ではポリコレの意図する理念に則って、その差別的な表記を「しょうがい者」へと置き換えてしまえば、この混乱はきれいに無くなり、すべてが丸く収まるのだろうか。「しょうがい者」という表記に「障碍者」のひらがな表記としての側面を加える形で、この問題の帰結を図るというのはどうか。
しかし実際には、その取り組みもまた上手くいくことはなく、いずれまた別の新たな意見の対立が生まれるだけだろう。
表現の置き換えに終わりはないのだ。
その場しのぎで言葉を変え続けていても差別が無くなることはない。
ポリティカル・コレクトネスがもたらしたのは無限の正義の対立だけだった。
我々はいつまで表現の不毛な置き換えを続けるつもりなのだろうか。
言葉ではなく人と向き合うべき
本当に必要なのは、言葉を変えることではなく、当事者と向き合うことではないだろうか。

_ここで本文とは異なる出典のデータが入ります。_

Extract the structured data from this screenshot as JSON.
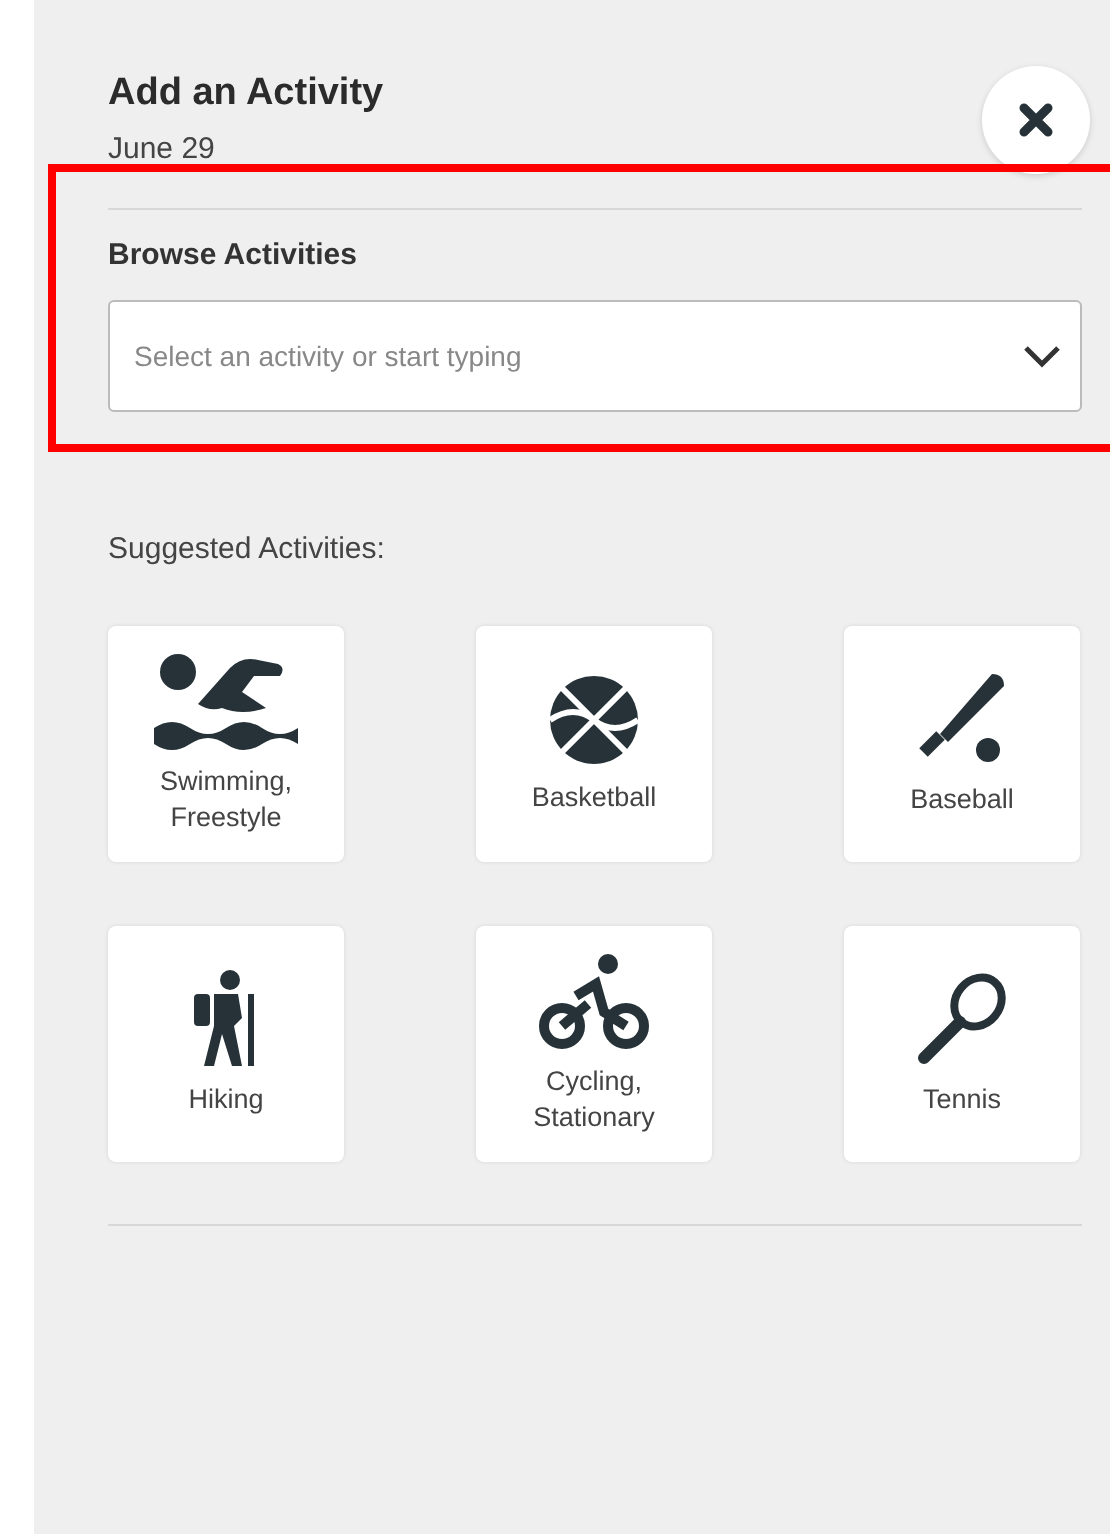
{
  "panel": {
    "title": "Add an Activity",
    "date": "June 29"
  },
  "browse": {
    "label": "Browse Activities",
    "placeholder": "Select an activity or start typing"
  },
  "suggested": {
    "heading": "Suggested Activities:",
    "items": [
      {
        "label": "Swimming, Freestyle"
      },
      {
        "label": "Basketball"
      },
      {
        "label": "Baseball"
      },
      {
        "label": "Hiking"
      },
      {
        "label": "Cycling, Stationary"
      },
      {
        "label": "Tennis"
      }
    ]
  }
}
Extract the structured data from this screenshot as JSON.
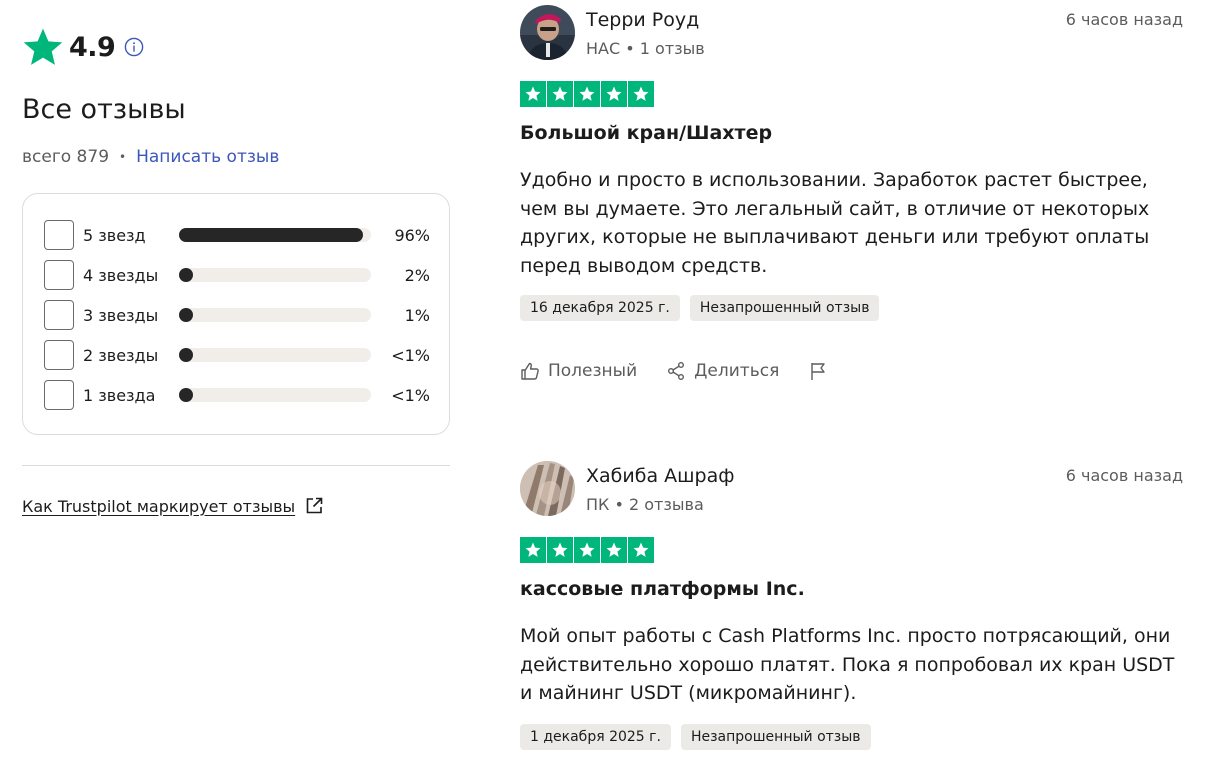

当事者の抱える不安や孤独に寄り添い、共に解決策を探していくことが何よりも必要なのではないか。
「障害者」は「社会の障害となる者たち」ではなく「社会の障害と向き合う者たち」であるという、広く支持されたその言葉の捉え方をお互いに理解し合うことによって、その困難と向き合うこともできるのではないだろうか。我々もまた、彼らが日々向き合っている社会の目や大きな段差と向き合わなければならないのである。
この政治的正しさが過剰に求められる現代においては、今後は言葉を変えるのではなく、言葉の意味や捉え方を変えたり、表現に肯定的な意味を見出すということも、解決策の一つとして考えるべきだと思う。
差別に屈して言葉を手放すのではなく、その差別と正面から向き合うべきである。
その不快と思われている言葉にポジティブな意義付けをしていくことも必要だと思う。
言葉の本来的な意味を周知させ、人々の誤解を解いていくことも大事だ。
言葉や世界を変えるよりもまず人を変えるべきである。
何かを一方的に強制し、それに従わない者たちを敵視するようなやり方ではなく、人々がお互いに向き合い、言葉の意味と向き合い、未来を見据えた対話によって解決策を模索していくことが重要なのではないかと思う。
言葉を変えただけで差別を無くした気になってはならない。
それは非常に無責任な対応であり、弱者と真に向き合うものとは言えない。
向き合うべき現実から目を背け、問題を先延ばしにし、その負担を次の世代に押し付けているだけだ。
言葉を変えてもお互いが変わらなければ何も変わらない。
言葉を変えるよりも先にやるべきことがあるのではないだろうか。